Wat de orde en de verdeling van die geheimen betreft, niets is meer met de inrichting van de godsdienst in verband. De geheimen ven de eerste orde zijn de redenen van de blijdschap van Maria, omdat deze de grondslag van onze Zaligmaker zijn; de geheimen van de tweede orde zijn, de redenen van haar droefheid, omdat zij ons onze ondankbaarheid onder het oog brengen; de geheimen van de derde orde zijn de onderwerpen van haar verheerlijking, omdat deze het paradijs voor ons openen. Hoeveel heilzame lessen in al die onderwerpen, die beweegredenen en voorbeelden! Wat is meer geschikt om onze geest te verlichten, ons hart te treffen en onze handelingen te leiden? De rozenkrans leert ons goed bidden, goed leven en goed sterven; dat dan de gelovige n ijverig de rozenkrans betrachten; de onwetenden om onderwezen te worden; de zondaars, om zich te bekeren; de rechtvaardigen, om zich te heiligen; de volmaakten, om te volharden in de volmaaktheid van de goddelijke wegen; de rede alleen zou ons dit tot plicht maken, indien het geloof er ons de voordelen niet reeds van geleerd had.
Voornemen
Laat ons niet nalaten over de beweegredenen na te denken, welke de rede en het eenvoudig gezond verstand ons aan de hand geven, om de voortreffelijkheid van de oefening van de rozenkrans te bewijzen.
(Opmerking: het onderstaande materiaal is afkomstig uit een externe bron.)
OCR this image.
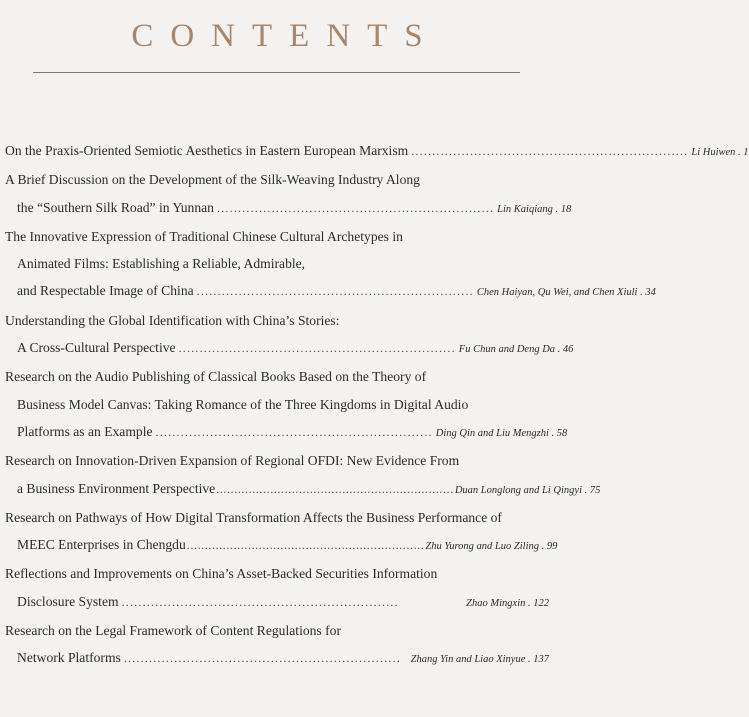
CONTENTS
On the Praxis-Oriented Semiotic Aesthetics in Eastern European Marxism .................................................................. Li Huiwen . 1
A Brief Discussion on the Development of the Silk-Weaving Industry Along
the “Southern Silk Road” in Yunnan .................................................................. Lin Kaiqiang . 18
The Innovative Expression of Traditional Chinese Cultural Archetypes in
Animated Films: Establishing a Reliable, Admirable,
and Respectable Image of China .................................................................. Chen Haiyan, Qu Wei, and Chen Xiuli . 34
Understanding the Global Identification with China’s Stories:
A Cross-Cultural Perspective .................................................................. Fu Chun and Deng Da . 46
Research on the Audio Publishing of Classical Books Based on the Theory of
Business Model Canvas: Taking Romance of the Three Kingdoms in Digital Audio
Platforms as an Example .................................................................. Ding Qin and Liu Mengzhi . 58
Research on Innovation-Driven Expansion of Regional OFDI: New Evidence From
a Business Environment Perspective .................................................................. Duan Longlong and Li Qingyi . 75
Research on Pathways of How Digital Transformation Affects the Business Performance of
MEEC Enterprises in Chengdu .................................................................. Zhu Yurong and Luo Ziling . 99
Reflections and Improvements on China’s Asset-Backed Securities Information
Disclosure System ..................................................................	Zhao Mingxin . 122
Research on the Legal Framework of Content Regulations for
Network Platforms .................................................................. Zhang Yin and Liao Xinyue . 137
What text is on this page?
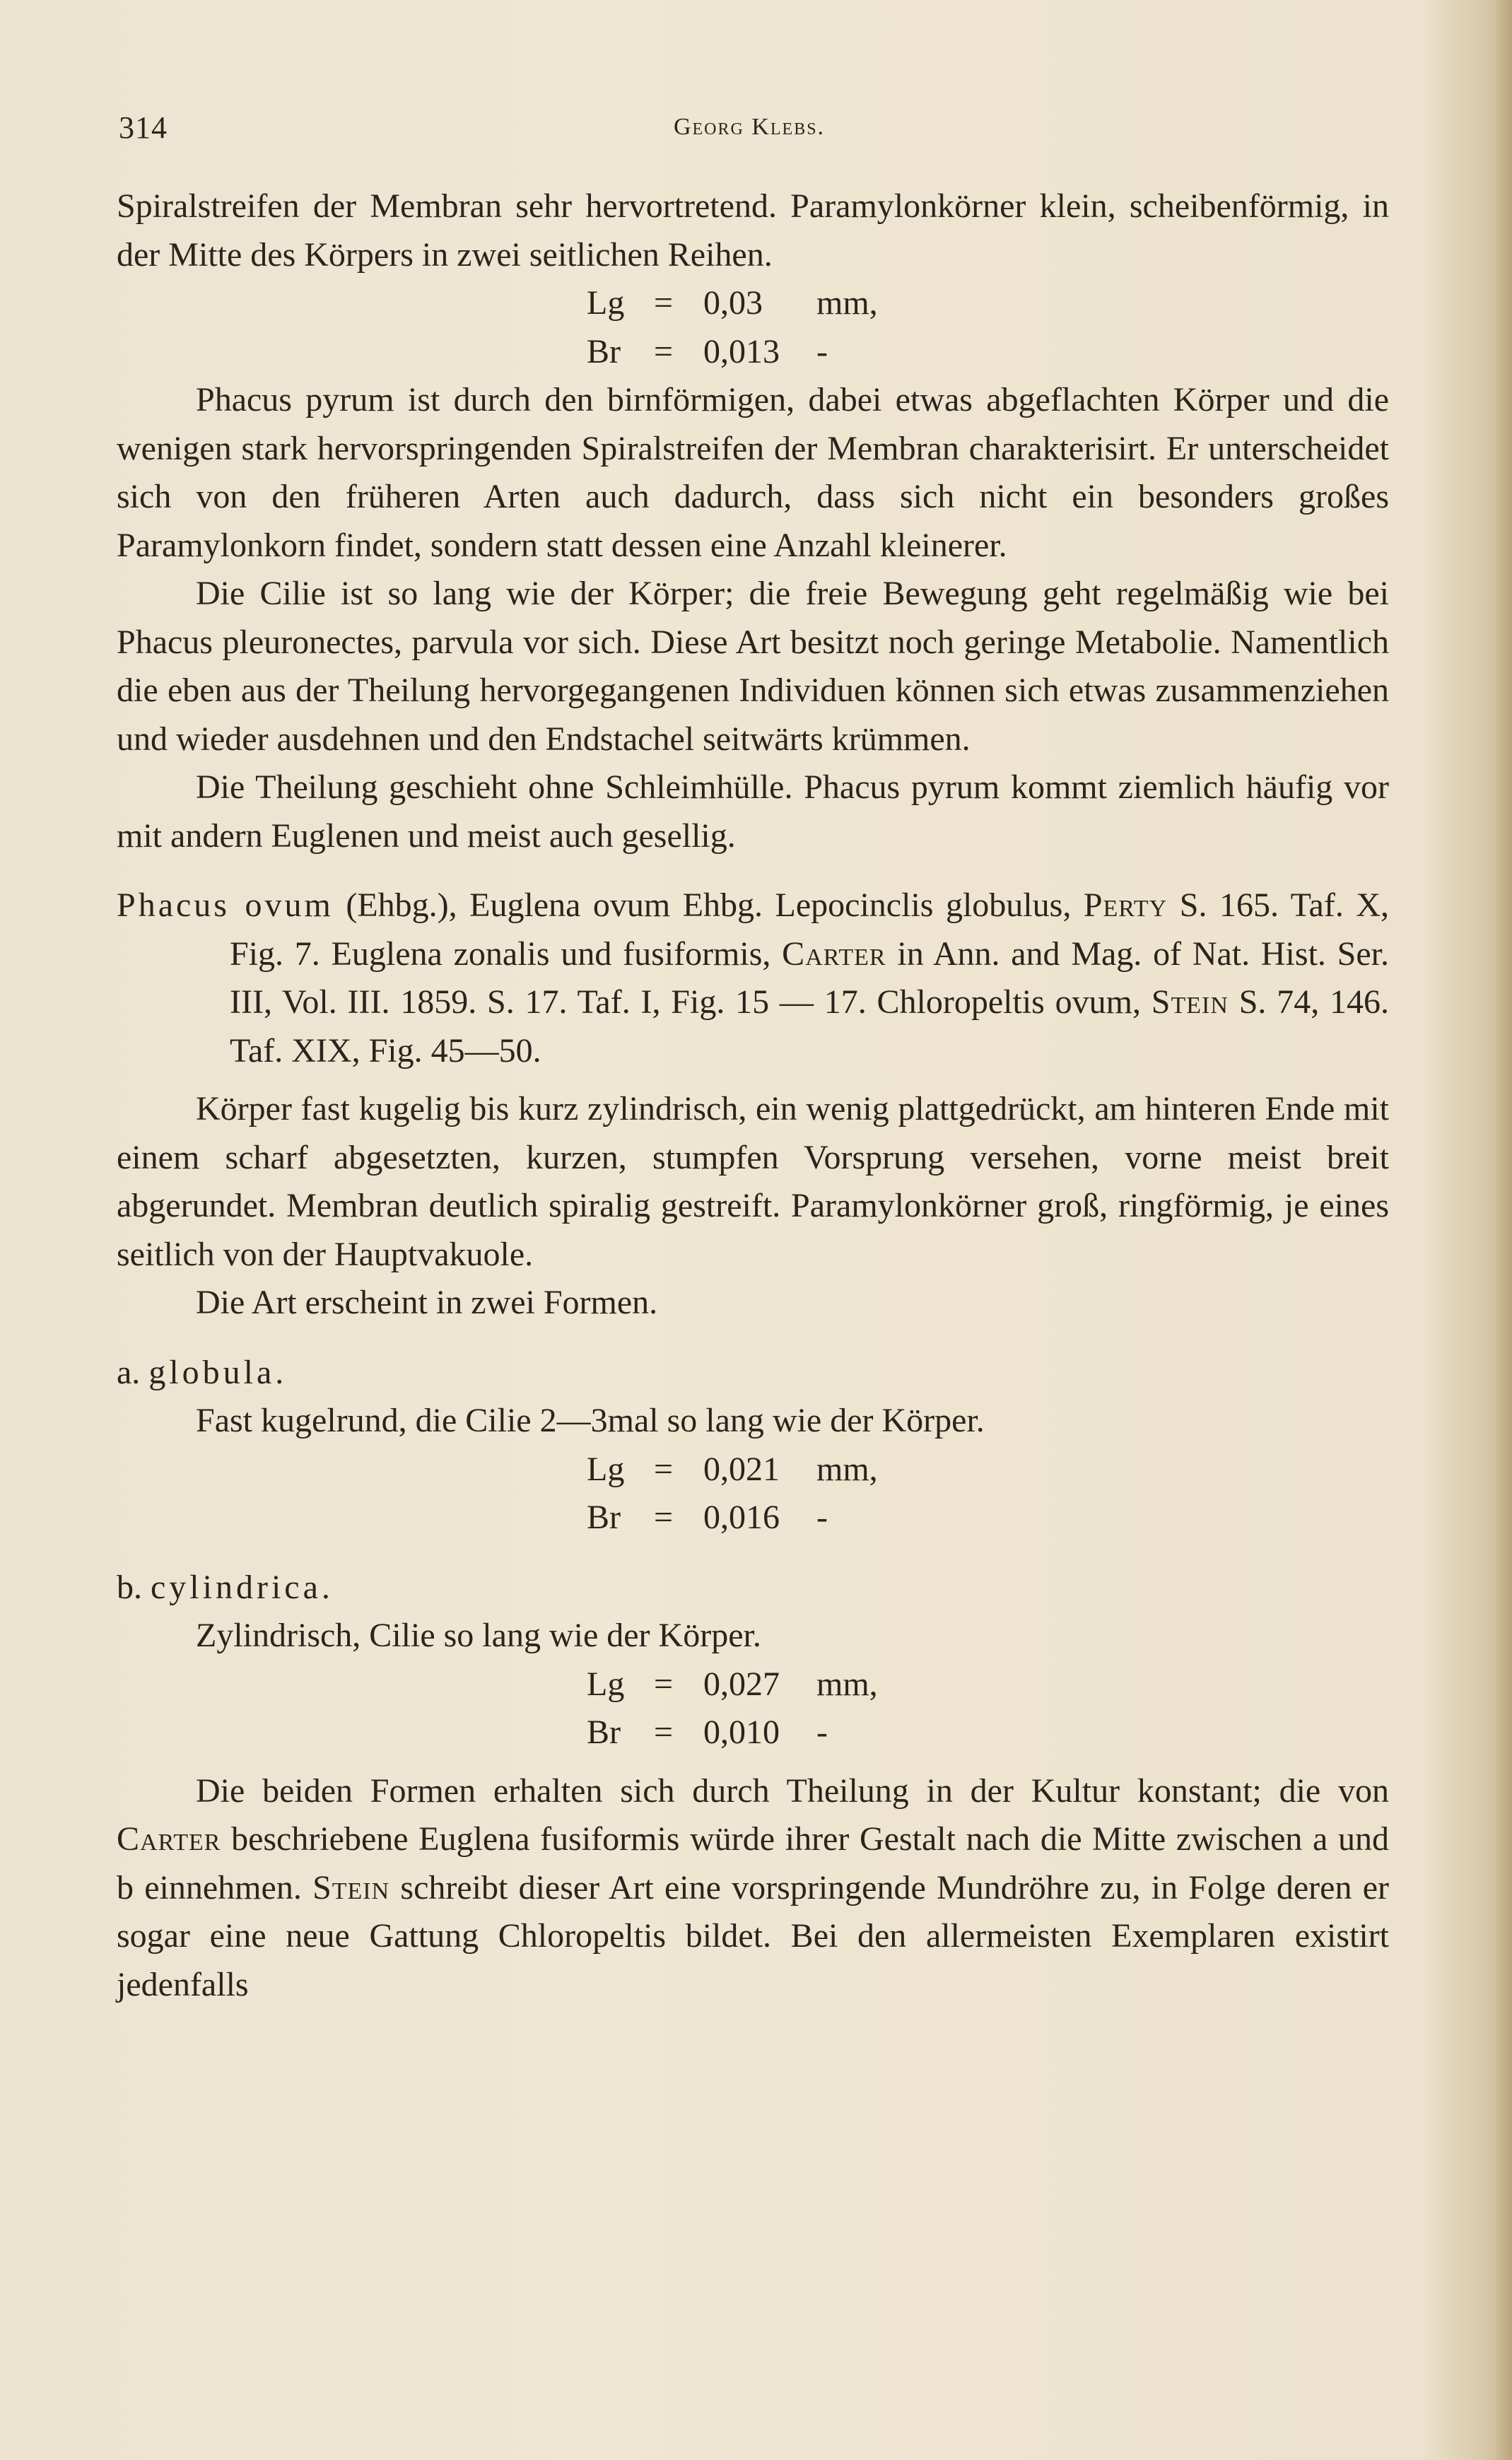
314	Georg Klebs.

Spiralstreifen der Membran sehr hervortretend. Paramylonkörner klein, scheibenförmig, in der Mitte des Körpers in zwei seitlichen Reihen.

Lg = 0,03 mm,
Br = 0,013 -

Phacus pyrum ist durch den birnförmigen, dabei etwas abgeflachten Körper und die wenigen stark hervorspringenden Spiralstreifen der Membran charakterisirt. Er unterscheidet sich von den früheren Arten auch dadurch, dass sich nicht ein besonders großes Paramylonkorn findet, sondern statt dessen eine Anzahl kleinerer.

Die Cilie ist so lang wie der Körper; die freie Bewegung geht regelmäßig wie bei Phacus pleuronectes, parvula vor sich. Diese Art besitzt noch geringe Metabolie. Namentlich die eben aus der Theilung hervorgegangenen Individuen können sich etwas zusammenziehen und wieder ausdehnen und den Endstachel seitwärts krümmen.

Die Theilung geschieht ohne Schleimhülle. Phacus pyrum kommt ziemlich häufig vor mit andern Euglenen und meist auch gesellig.

Phacus ovum (Ehbg.), Euglena ovum Ehbg. Lepocinclis globulus, Perty S. 165. Taf. X, Fig. 7. Euglena zonalis und fusiformis, Carter in Ann. and Mag. of Nat. Hist. Ser. III, Vol. III. 1859. S. 17. Taf. I, Fig. 15 — 17. Chloropeltis ovum, Stein S. 74, 146. Taf. XIX, Fig. 45—50.

Körper fast kugelig bis kurz zylindrisch, ein wenig plattgedrückt, am hinteren Ende mit einem scharf abgesetzten, kurzen, stumpfen Vorsprung versehen, vorne meist breit abgerundet. Membran deutlich spiralig gestreift. Paramylonkörner groß, ringförmig, je eines seitlich von der Hauptvakuole.

Die Art erscheint in zwei Formen.

a. globula.

Fast kugelrund, die Cilie 2—3mal so lang wie der Körper.

Lg = 0,021 mm,
Br = 0,016 -
b. cylindrica.

Zylindrisch, Cilie so lang wie der Körper.

Lg = 0,027 mm,
Br = 0,010 -

Die beiden Formen erhalten sich durch Theilung in der Kultur konstant; die von Carter beschriebene Euglena fusiformis würde ihrer Gestalt nach die Mitte zwischen a und b einnehmen. Stein schreibt dieser Art eine vorspringende Mundröhre zu, in Folge deren er sogar eine neue Gattung Chloropeltis bildet. Bei den allermeisten Exemplaren existirt jedenfalls
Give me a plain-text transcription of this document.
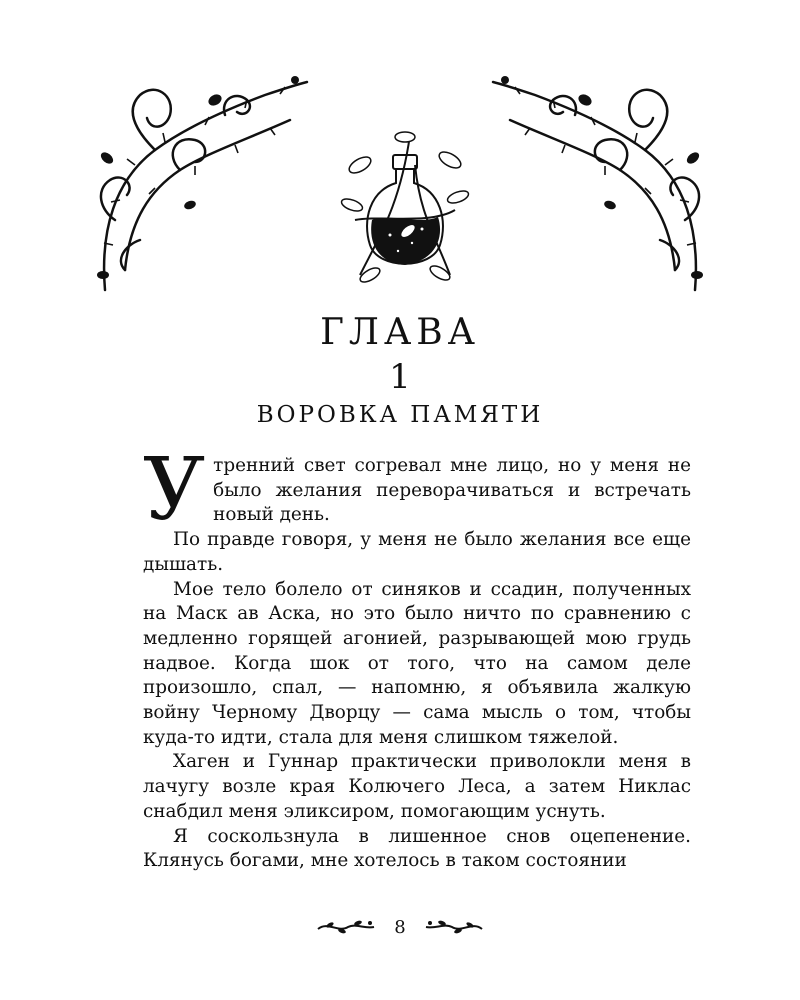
ГЛАВА
1
ВОРОВКА ПАМЯТИ
У тренний свет согревал мне лицо, но у меня не было желания переворачиваться и встречать новый день.

По правде говоря, у меня не было желания все еще дышать.

Мое тело болело от синяков и ссадин, полученных на Маск ав Аска, но это было ничто по сравнению с медленно горящей агонией, разрывающей мою грудь надвое. Когда шок от того, что на самом деле произошло, спал, — напомню, я объявила жалкую войну Черному Дворцу — сама мысль о том, чтобы куда-то идти, стала для меня слишком тяжелой.

Хаген и Гуннар практически приволокли меня в лачугу возле края Колючего Леса, а затем Никлас снабдил меня эликсиром, помогающим уснуть.

Я соскользнула в лишенное снов оцепенение. Клянусь богами, мне хотелось в таком состоянии

8
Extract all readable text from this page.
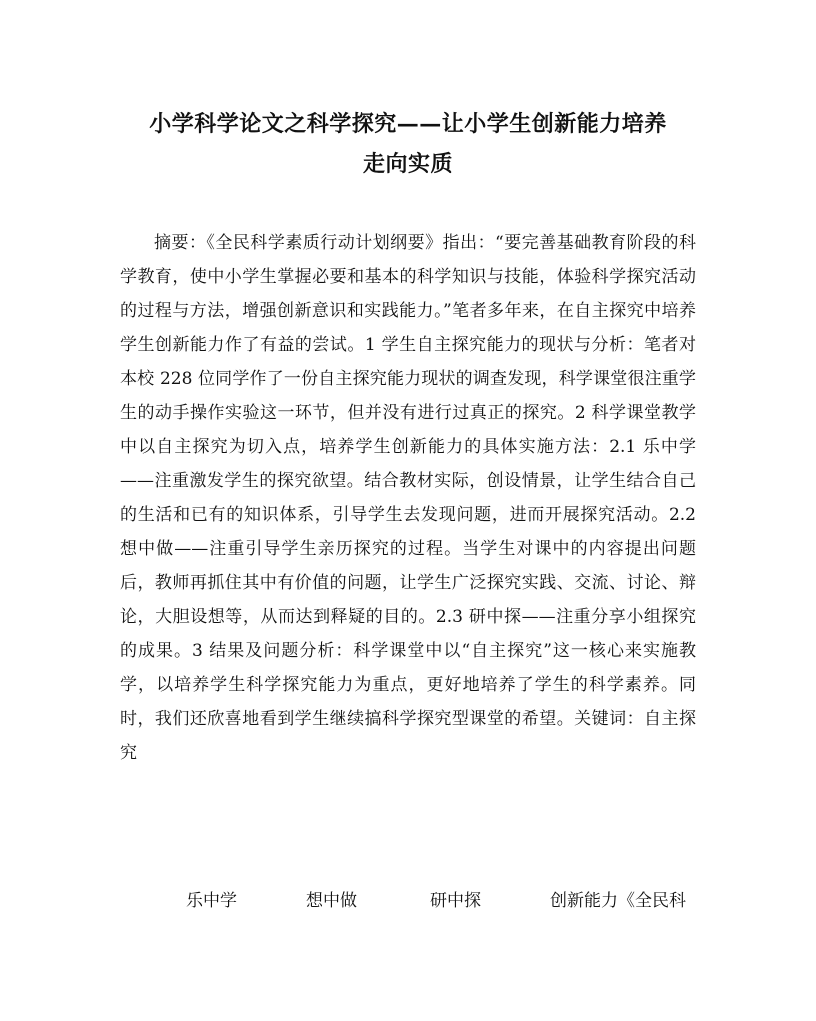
小学科学论文之科学探究——让小学生创新能力培养
走向实质

摘要：《全民科学素质行动计划纲要》指出：“要完善基础教育阶段的科学教育，使中小学生掌握必要和基本的科学知识与技能，体验科学探究活动的过程与方法，增强创新意识和实践能力。”笔者多年来，在自主探究中培养学生创新能力作了有益的尝试。1 学生自主探究能力的现状与分析：笔者对本校 228 位同学作了一份自主探究能力现状的调查发现，科学课堂很注重学生的动手操作实验这一环节，但并没有进行过真正的探究。2 科学课堂教学中以自主探究为切入点，培养学生创新能力的具体实施方法：2.1 乐中学——注重激发学生的探究欲望。结合教材实际，创设情景，让学生结合自己的生活和已有的知识体系，引导学生去发现问题，进而开展探究活动。2.2 想中做——注重引导学生亲历探究的过程。当学生对课中的内容提出问题后，教师再抓住其中有价值的问题，让学生广泛探究实践、交流、讨论、辩论，大胆设想等，从而达到释疑的目的。2.3 研中探——注重分享小组探究的成果。3 结果及问题分析：科学课堂中以“自主探究”这一核心来实施教学，以培养学生科学探究能力为重点，更好地培养了学生的科学素养。同时，我们还欣喜地看到学生继续搞科学探究型课堂的希望。关键词：自主探究

乐中学	想中做	研中探	创新能力《全民科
De H. Paulus vordert van de gelovigen, dat zij God slechts een redelijke dienst, dat is: een naar de rede gegronde dienst zullen bewijzen. Het is, voorzeker, de gelovige genoeg te weten, dat een oefening van godsvrucht in de Kerk aangenomen is, om verzekerd te zijn dat zij redelijk is; maar het moet daarom niet minder troosten voor ons zijn, de overtuiging te hebben, dat, wanneer men de rede alleen raadpleegt, de rozenkrans een oefening is, geheel strokend met de geestelijke behoeften van de mensen, en dat wij bijgevolg een aan God aangename zaak zullen doen door haar te verrichten.
Gebed
Wij dank U, o God, dat Gij de gelovigen bekend hebt gemaakt met een oefening van godsvrucht, welke zo onder het bereik van allen, zo gemakkelijk en zo geschikt is om hun gevoelens in te boezemen, welke U aangenaam kunnen zijn. Wij smeken U om die genade door de voorspraak van Maria, onze goede Moeder. Amen.